The First Technology Not Driven by Mass Adoption
Every previous technological revolution was propelled by mass-market adoption. More users meant more value, which meant more users—a virtuous cycle. The telephone network became more valuable with each new subscriber. Personal computers created an industry of millions of users and creators.
LLMs break this pattern. They are designed to do what humans do, not to help humans do it better. The technology’s success is measured not by how many people use it, but by how many people it can replace.
This makes LLMs the first major technology whose adoption trajectory is fundamentally decoupled from its user base. The technology can succeed wildly even as it shrinks the number of people who need to use it.

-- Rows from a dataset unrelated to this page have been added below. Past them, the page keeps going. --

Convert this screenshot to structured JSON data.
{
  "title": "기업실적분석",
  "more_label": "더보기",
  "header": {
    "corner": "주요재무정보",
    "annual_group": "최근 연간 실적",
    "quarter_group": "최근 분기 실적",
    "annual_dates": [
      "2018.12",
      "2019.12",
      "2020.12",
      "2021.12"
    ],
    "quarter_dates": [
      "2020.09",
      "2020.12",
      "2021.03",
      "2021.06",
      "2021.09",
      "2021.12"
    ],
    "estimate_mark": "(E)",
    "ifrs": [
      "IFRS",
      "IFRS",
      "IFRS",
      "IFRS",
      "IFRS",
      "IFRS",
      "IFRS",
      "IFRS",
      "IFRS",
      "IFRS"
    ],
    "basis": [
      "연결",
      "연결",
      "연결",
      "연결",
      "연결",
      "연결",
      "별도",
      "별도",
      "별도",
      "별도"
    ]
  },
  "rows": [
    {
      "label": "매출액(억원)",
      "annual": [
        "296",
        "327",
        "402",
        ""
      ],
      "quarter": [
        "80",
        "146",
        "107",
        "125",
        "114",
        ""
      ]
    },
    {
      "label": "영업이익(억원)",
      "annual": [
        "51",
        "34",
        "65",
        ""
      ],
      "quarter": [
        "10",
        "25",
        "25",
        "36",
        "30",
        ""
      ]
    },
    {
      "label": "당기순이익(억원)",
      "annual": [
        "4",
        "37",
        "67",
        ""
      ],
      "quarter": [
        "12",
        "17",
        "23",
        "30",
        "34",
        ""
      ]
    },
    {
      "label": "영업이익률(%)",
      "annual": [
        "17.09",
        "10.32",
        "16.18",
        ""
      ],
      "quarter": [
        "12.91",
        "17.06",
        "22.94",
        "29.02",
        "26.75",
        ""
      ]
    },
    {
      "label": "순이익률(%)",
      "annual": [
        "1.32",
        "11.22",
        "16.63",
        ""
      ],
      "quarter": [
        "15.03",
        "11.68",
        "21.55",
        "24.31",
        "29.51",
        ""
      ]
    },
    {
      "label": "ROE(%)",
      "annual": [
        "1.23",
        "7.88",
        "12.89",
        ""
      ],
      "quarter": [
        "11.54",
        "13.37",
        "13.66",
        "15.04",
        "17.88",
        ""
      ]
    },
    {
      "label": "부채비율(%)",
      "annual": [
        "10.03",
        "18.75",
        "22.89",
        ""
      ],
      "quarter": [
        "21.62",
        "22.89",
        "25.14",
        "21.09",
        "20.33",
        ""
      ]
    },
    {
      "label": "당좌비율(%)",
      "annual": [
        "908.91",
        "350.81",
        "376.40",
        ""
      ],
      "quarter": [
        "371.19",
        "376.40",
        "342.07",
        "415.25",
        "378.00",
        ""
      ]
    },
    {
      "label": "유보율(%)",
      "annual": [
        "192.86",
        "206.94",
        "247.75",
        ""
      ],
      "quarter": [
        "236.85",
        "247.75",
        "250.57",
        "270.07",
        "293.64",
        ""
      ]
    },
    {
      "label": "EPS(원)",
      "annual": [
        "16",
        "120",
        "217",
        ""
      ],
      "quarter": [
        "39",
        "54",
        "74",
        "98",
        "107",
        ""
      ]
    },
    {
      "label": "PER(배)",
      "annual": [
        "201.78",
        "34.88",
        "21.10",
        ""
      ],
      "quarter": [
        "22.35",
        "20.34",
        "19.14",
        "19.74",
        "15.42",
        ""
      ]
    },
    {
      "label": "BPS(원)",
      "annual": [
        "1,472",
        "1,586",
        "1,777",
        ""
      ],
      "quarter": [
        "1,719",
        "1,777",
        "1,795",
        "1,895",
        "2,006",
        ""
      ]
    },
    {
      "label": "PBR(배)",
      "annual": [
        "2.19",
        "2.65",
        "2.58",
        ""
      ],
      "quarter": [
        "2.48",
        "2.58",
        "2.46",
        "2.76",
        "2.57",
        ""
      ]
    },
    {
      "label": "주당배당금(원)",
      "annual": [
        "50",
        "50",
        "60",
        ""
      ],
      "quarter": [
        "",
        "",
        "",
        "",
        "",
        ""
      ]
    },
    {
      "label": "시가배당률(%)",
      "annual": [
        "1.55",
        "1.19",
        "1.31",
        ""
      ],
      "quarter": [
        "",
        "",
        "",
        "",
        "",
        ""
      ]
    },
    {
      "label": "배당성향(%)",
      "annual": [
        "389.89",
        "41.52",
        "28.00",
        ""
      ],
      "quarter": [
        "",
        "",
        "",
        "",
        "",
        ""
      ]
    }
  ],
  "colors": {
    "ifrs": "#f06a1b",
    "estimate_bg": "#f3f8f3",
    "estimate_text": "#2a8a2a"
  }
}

Teaching the Machine That Replaces You
Perhaps the cruelest irony is this: LLMs learned from us. Every article written, every code snippet shared, every creative work published—all of it became training data. Humanity collectively taught these systems how to do our jobs, and we did it for free.
We adopted the technology enthusiastically. We fed it our expertise. We marveled at its capabilities. And in doing so, we built the very instrument of our own professional obsolescence.
The knowledge workers who rushed to try ChatGPT in those heady days after November 2022 weren’t just early adopters of a new tool. They were unwittingly participants in a mass training exercise for their own replacement.
A Killer App Like No Other
ChatGPT succeeded where decades of AI research failed—it brought artificial intelligence into public consciousness. It made AI tangible, useful, and accessible. By every traditional metric, it is the perfect killer app.
But it’s a killer app with a terminal condition. Its success doesn’t create more users; it eliminates them. Its adoption doesn’t strengthen its market; it erodes it. Its value proposition isn’t “do more”—it’s “you’re no longer needed.”
We’ve never seen a technology quite like this before. We’ve had disruptive technologies, yes. We’ve had automation. But we’ve never had a killer app designed to kill its own killer app status by eliminating the need for apps—or users—entirely.
The spreadsheet created an entire industry of people who used spreadsheets. Email created a world where everyone needed email.
What does the LLM create? A world where fewer workers are needed at all.
That’s not just a killer app. That’s an existential paradox wrapped in a user interface.